How did one beat Fate in his own game? Couldn’t he change the outcome? Twist everything to his favor? She wanted to win as much as Blythe, yet it wasn’t until a chill tore through the air around her shoulders that Signa believed they might have a chance.
Signa gripped the handle of her mallet and tried to capture her fleeing breath. At once she turned to Fate, who had given himself away by looking directly at the spot next to Signa—where, she now realized, Death stood. Though she could neither see nor hear him, the mallet pressed harder into her palms, as if to say that he was there with her. That he would help.
“Ladies first,” Fate offered with an edge of annoyance. It was the only thing that revealed just how he felt about Death’s arrival.
Blythe positioned herself as though she’d played a thousand times before, squaring herself to the ball and striking it straight on. The ball hurtled through the first wicket, and Fate’s smile twitched downward. He stole a look at Blythe, then at Death, but as far as Signa had been able to tell, that hit was all her own.

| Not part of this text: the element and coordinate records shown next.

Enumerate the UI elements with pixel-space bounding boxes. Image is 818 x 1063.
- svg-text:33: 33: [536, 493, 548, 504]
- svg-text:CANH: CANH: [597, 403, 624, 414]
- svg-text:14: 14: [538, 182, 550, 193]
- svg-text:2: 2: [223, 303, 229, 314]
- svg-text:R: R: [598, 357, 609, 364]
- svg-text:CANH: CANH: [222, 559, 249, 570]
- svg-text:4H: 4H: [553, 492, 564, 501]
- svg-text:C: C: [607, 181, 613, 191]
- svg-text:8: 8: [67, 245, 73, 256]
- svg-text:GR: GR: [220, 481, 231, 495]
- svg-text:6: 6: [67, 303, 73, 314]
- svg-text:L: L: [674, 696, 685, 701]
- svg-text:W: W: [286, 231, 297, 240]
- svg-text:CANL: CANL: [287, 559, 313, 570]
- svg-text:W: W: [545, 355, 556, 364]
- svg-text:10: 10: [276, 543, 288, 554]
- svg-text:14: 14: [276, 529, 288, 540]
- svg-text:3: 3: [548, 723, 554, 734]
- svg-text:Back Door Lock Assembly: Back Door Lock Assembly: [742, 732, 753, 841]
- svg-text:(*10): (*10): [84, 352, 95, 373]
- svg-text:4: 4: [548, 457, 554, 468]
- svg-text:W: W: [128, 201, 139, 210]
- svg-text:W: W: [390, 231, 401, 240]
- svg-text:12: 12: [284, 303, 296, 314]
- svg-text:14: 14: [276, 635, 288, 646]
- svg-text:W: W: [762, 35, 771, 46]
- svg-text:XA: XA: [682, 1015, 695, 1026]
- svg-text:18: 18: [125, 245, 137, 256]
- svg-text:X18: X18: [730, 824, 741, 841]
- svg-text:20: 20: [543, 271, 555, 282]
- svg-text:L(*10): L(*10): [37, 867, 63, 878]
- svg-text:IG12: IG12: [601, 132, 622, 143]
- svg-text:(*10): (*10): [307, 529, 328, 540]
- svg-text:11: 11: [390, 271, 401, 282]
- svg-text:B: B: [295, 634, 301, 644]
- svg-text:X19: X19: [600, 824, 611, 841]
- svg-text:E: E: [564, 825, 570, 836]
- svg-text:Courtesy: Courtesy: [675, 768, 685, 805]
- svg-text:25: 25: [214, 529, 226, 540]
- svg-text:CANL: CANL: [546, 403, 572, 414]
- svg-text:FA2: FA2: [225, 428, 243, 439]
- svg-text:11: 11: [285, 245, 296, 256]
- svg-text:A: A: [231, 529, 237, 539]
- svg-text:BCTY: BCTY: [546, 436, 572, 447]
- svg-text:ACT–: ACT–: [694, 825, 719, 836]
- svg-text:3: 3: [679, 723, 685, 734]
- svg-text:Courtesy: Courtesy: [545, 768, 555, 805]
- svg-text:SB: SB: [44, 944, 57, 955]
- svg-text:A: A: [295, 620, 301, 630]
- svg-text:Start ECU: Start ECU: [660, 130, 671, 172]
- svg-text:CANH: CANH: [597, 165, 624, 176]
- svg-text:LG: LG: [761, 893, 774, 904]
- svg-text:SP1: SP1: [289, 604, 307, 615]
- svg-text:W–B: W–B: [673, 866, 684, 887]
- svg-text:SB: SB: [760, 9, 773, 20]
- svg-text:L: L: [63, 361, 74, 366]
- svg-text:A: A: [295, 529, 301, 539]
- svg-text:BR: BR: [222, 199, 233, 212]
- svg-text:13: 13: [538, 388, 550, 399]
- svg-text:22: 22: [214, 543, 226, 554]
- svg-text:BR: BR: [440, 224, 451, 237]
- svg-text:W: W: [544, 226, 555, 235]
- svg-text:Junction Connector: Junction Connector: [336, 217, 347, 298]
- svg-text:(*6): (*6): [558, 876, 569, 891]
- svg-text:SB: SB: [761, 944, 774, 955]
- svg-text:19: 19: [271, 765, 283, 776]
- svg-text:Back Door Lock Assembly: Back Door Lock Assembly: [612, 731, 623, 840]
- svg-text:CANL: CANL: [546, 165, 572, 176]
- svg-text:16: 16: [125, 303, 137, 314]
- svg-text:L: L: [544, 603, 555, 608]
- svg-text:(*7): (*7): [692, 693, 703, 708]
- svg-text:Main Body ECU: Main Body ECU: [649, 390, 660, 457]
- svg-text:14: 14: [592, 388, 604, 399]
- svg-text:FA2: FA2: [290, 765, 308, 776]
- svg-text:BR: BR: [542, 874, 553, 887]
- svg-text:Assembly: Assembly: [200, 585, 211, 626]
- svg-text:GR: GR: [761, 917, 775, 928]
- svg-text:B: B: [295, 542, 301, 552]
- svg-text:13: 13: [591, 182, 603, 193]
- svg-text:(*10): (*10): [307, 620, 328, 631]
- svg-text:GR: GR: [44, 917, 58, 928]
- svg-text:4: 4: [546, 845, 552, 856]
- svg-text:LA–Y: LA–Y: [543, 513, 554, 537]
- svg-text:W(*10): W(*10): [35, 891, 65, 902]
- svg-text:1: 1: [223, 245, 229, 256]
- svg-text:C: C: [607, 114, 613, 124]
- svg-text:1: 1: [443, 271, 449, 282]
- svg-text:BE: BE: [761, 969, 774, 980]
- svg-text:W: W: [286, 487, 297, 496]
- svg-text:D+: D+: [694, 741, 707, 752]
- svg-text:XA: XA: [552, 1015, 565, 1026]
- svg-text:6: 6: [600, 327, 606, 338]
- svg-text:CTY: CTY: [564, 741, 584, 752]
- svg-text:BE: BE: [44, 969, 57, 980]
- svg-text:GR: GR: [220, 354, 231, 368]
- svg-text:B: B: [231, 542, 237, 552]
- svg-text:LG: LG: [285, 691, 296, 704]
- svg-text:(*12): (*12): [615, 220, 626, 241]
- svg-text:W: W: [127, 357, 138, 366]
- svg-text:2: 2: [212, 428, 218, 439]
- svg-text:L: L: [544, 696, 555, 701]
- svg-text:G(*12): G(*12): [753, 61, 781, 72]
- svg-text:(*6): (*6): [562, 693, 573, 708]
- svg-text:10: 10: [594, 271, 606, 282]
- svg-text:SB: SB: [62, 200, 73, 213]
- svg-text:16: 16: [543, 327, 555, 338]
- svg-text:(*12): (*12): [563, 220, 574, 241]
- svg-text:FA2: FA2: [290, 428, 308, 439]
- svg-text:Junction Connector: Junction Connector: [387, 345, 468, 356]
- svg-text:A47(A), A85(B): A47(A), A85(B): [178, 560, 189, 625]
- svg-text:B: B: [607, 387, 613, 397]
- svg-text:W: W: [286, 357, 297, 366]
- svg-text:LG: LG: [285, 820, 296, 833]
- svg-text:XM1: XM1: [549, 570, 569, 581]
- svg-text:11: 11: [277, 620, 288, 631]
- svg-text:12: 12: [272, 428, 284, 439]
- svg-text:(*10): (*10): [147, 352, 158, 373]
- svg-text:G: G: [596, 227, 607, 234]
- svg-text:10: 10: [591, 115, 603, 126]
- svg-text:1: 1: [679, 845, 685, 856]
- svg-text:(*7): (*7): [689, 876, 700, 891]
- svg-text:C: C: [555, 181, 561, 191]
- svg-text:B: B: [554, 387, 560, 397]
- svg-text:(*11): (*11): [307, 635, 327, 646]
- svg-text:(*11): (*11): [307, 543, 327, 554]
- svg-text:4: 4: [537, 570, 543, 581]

Blythe flashed Fate a wicked grin as she strode up to the ball, earning a second turn from scoring a point. Her next strike had the ball across the field, more than halfway toward the next wicket. She inspected her work with a satisfied little nod before strolling back to them. “I suppose that will do.”
It was Everett’s turn next, and Signa felt the chill wash toward him. Fate, too, took a subtle step closer to Everett. Golden threads glistened, drawing the mallet back, but it seemed that something got hold of the ball the moment the mallet struck—Death. He at least had the decency to scoot the ball forward a few inches for Everett’s sake, though it was a crooked shot away from the first wicket that left Everett scratching his head.
“I’m usually not such a horrendous shot.” He glanced above him, as if checking whether the wind itself was his offender.
“You’ll get it next time.” Blythe’s voice was automatic, as though she’d had to tell players that too many times before. “Perhaps the prince will make up for it on his turn.”
“I intend to,” Fate bit back, glowering when Blythe never dropped her smile.
“It sounds like someone underestimated us.” She stretched her gloved hand before her, inspecting it for any sign of dirt. “I used to make my brother play with me every Sunday.”
Signa could have sworn that there was the tiniest hitch in Blythe’s voice, and that her icy blue eyes were suddenly much sharper as she shared a look with Charlotte. There was little time to think about it though, for as Blythe reminded her, “It’s your turn, Signa.”
Everything Signa knew about croquet she had learned from watching Blythe approximately two minutes prior. She approached the ball just as her cousin had, squaring herself to it and doing her best to appear as though this were second nature, and that she’d swung a mallet a thousand times before. Really, though, she was pleading with Death under her breath.
Fortunately, he seemed to know exactly what to do. She couldn’t say whether her mallet had even struck before the ball was rocketing through the next wicket. Everett whistled low behind them, but when Signa glanced back toward her cousin with a victorious grin, she was surprised to find that Blythe’s smug expression had been wiped clean, her pale brows creased.
It was possible she was overly focused. With such a prize on the line, how could she not have been? Still, Blythe looked between Signa and the ball with such skepticism that Signa’s palms began to sweat through her gloves. She gave her hands a shake before fisting the mallet for her second turn. Once again she felt the familiar breeze of Death’s shadows as he jumped into action, gliding the ball along the path and straight through the next wicket.
“I daresay we’ve been played, Your Highness,” Everett mused, glancing back at Charlotte every so often to see whether she was enjoying herself. “Perhaps we should quit while we’re ahead.”
Fate scoffed as he stalked toward his team’s ball. “Nonsense. We have time to redeem ourselves.” The threads around him blazed an intense gold, winding around his mallet. But Death’s shadows must have intertwined with them, for the mallet was slower than it ought to have been on the swing. Even so, the ball slid through the wicket.
“I do enjoy a nice, fair game.” Fate repositioned himself for his second strike, bending at the hips. The second he did, he whispered at the ground, “I do not make a habit of cheating, brother. But if you continue to, then so will I.” Then he struck, and this time the ball was off, not quite reaching the wicket. He glared at it, lips curled as though the ball had personally offended him.